CHAPTER II.
And now Morgan found himself doing quite a deal of work, arranging parts for typewriting, reading proofs and trying to understand something of the—to him—intricate system of theatrical accounts. He was proud when he succeeded in following business details, astonished to find they were not beyond his intelligence. He passed to and from the theatre several times a day, curiously glad to feel himself a working part of all this complex machinery. But he was never quite comfortable in the building, wandering uneasily about its corridors and almost feeling as though he ought to explain his presence to one or other of its scattered population he encountered in odd corners. Everybody about the building seemed vaguely respectful to him, as though possessed of some faint notion that he was attached to Cleo in some incomprehensible way or other.
So far Cleo had behaved with perfect sang-froid. If at home she had occasionally allowed her natural excitement to appear, it had been of a pleasurable kind and fully sympathised with by Morgan. In the mere commercial transactions that had relation to the enterprise, she had shown herself as calm and unshakable as a rock, but as soon as the actual fact of her chosen art began to be concerned, she commenced to reveal other sides of her nature that disturbed Morgan's blind worship in no little degree.
The first thing that began to stir his doubts was her method of engaging the players, for she put on the airs of a grand patron, and such pleasure did this part of the business give her that she prolonged it unduly.

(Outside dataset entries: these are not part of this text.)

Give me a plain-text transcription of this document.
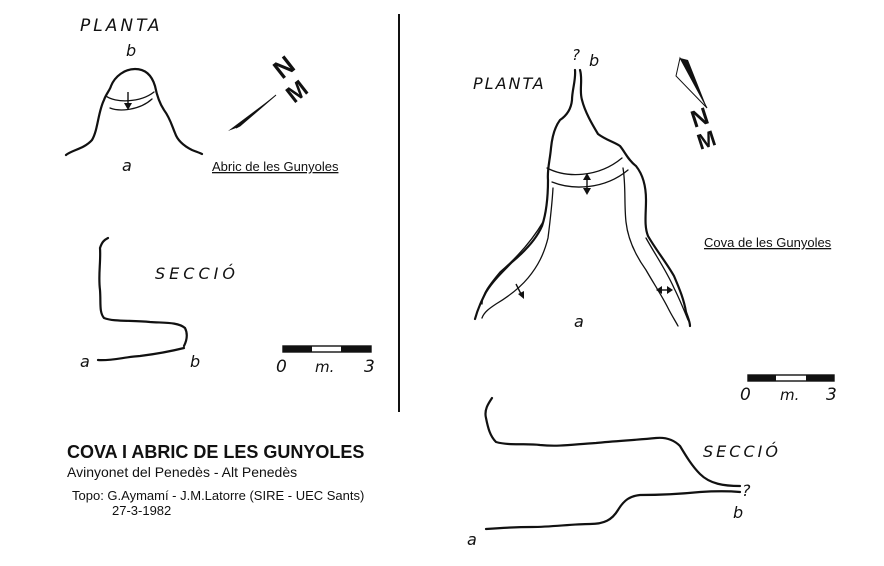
PLANTA
b
a	Abric de les Gunyoles
N
M
SECCIÓ
a	b	0 m. 3
COVA I ABRIC DE LES GUNYOLES
Avinyonet del Penedès - Alt Penedès
Topo: G.Aymamí - J.M.Latorre (SIRE - UEC Sants)
27-3-1982
? b
PLANTA
a
Cova de les Gunyoles
N
M
0 m. 3
SECCIÓ
?
a
b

She made actors and actresses wait upon her time after time when she had not the slightest intention of engaging them. She liked to have a crowd waiting in her anteroom at the theatre and admitted to her august presence one at a time. It behoved her, she explained to Morgan, to impress people from the beginning, and, though this was the first time she had had a theatre of her own, she wanted to appear as if to the manner born. Moreover, when he took the opportunity, by way of expostulation, to express his sympathy with the rejected applicants, who had been kept "hanging about" in vain, she was able to make a show of justification, urging it had been necessary for her to have the widest latitude of choice.
When the company was complete she laughingly admitted it was none of the finest, but it would make an excellent foil for herself.

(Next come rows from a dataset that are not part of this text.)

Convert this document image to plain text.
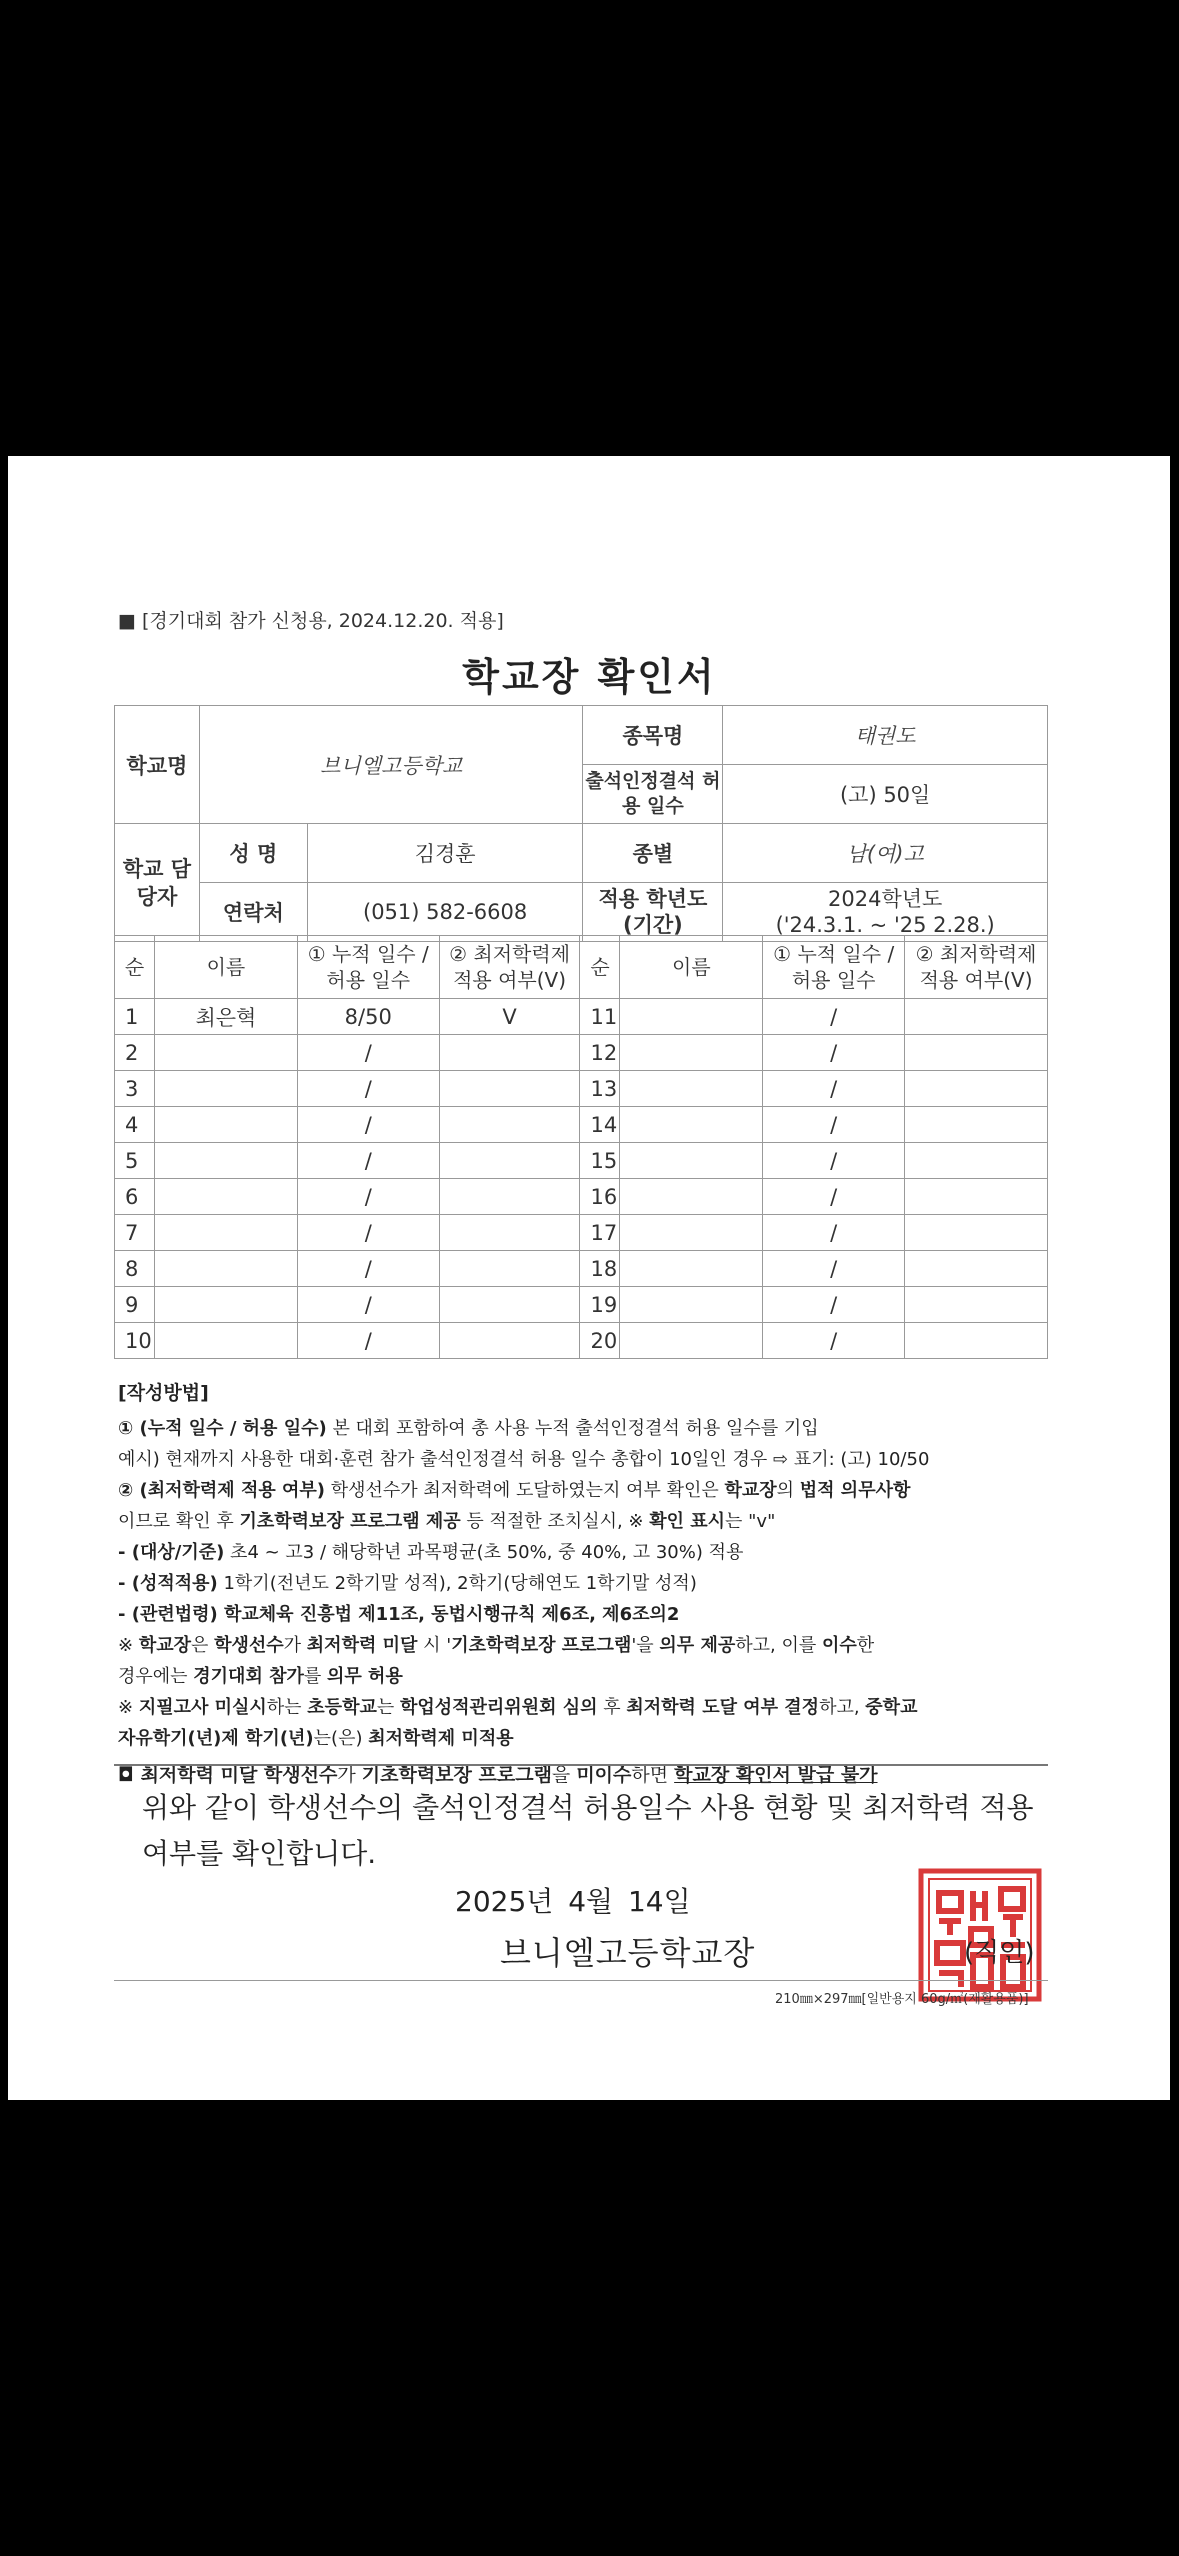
■ [경기대회 참가 신청용, 2024.12.20. 적용]
학교장 확인서
학교명	브니엘고등학교		종목명	태권도
			출석인정결석 허용 일수	(고) 50일
학교 담당자	성 명	김경훈	종별	남(여)고
	연락처	(051) 582-6608	적용 학년도 (기간)	2024학년도
('24.3.1. ~ '25 2.28.)
순	이름	① 누적 일수 / 허용 일수	② 최저학력제 적용 여부(V)	순	이름	① 누적 일수 / 허용 일수	② 최저학력제 적용 여부(V)
1	최은혁	8/50	V	11		/	
2		/		12		/	
3		/		13		/	
4		/		14		/	
5		/		15		/	
6		/		16		/	
7		/		17		/	
8		/		18		/	
9		/		19		/	
10		/		20		/	
[작성방법]

① (누적 일수 / 허용 일수) 본 대회 포함하여 총 사용 누적 출석인정결석 허용 일수를 기입

예시) 현재까지 사용한 대회·훈련 참가 출석인정결석 허용 일수 총합이 10일인 경우 ⇨ 표기: (고) 10/50

② (최저학력제 적용 여부) 학생선수가 최저학력에 도달하였는지 여부 확인은 학교장의 법적 의무사항

이므로 확인 후 기초학력보장 프로그램 제공 등 적절한 조치실시, ※ 확인 표시는 "v"

- (대상/기준) 초4 ~ 고3 / 해당학년 과목평균(초 50%, 중 40%, 고 30%) 적용

- (성적적용) 1학기(전년도 2학기말 성적), 2학기(당해연도 1학기말 성적)

- (관련법령) 학교체육 진흥법 제11조, 동법시행규칙 제6조, 제6조의2

※ 학교장은 학생선수가 최저학력 미달 시 '기초학력보장 프로그램'을 의무 제공하고, 이를 이수한

경우에는 경기대회 참가를 의무 허용

※ 지필고사 미실시하는 초등학교는 학업성적관리위원회 심의 후 최저학력 도달 여부 결정하고, 중학교

자유학기(년)제 학기(년)는(은) 최저학력제 미적용

◘ 최저학력 미달 학생선수가 기초학력보장 프로그램을 미이수하면 학교장 확인서 발급 불가

위와 같이 학생선수의 출석인정결석 허용일수 사용 현황 및 최저학력 적용 여부를 확인합니다.
2025년 4월 14일
브니엘고등학교장	(직인)
210㎜×297㎜[일반용지 60g/㎡(재활용품)]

But it was only when the rehearsals began that Morgan discovered Cleo possessed attributes, frequently associated with genius, it is true, but by no means certain symptoms of it. Her patience was astonishingly short and she possessed a temper that was perfectly ungovernable, once it was roused. He likewise observed that there was a certain domineering spirit in the whole control of the theatre.
His eyes were first opened to this state of affairs one day when he had wandered on to the stage and stood surveying the desolate emptiness of the house, in the vague spaces of which cleaners flitted about or busied themselves amid the dim tiers of swathed seats. Orchestra practice was proceeding in the band room, and Morgan stayed to listen for awhile. A sudden high-pitched brutal comment gave him the first inkling of the conductor's bullying methods.
The discovery soon followed that the stage manager was worse than the conductor, and that, when Cleo once lost her head, which she did very easily at rehearsals, she became almost hysteric. She was, however, always ready to explain away her exhibitions of temper, saying that the stupidity of the players and the worry of making things go right were trying beyond human endurance. Which explanation he had perforce to accept.
It was in apprehension of witnessing her outbreaks that he dared not stay at the theatre during rehearsal hours for more than a few minutes at a time. He could not help knowing, however, lounging about the house as he did, that Cleo was disliked by all the company, she and the stage manager being bracketed together as a pair of bullies. He was aware he himself was better liked, for he got on very well indeed with a couple of the men and thought them "very decent fellows." Though their poverty forced them to borrow occasional half-crowns of him, that only made him sympathise with them the more.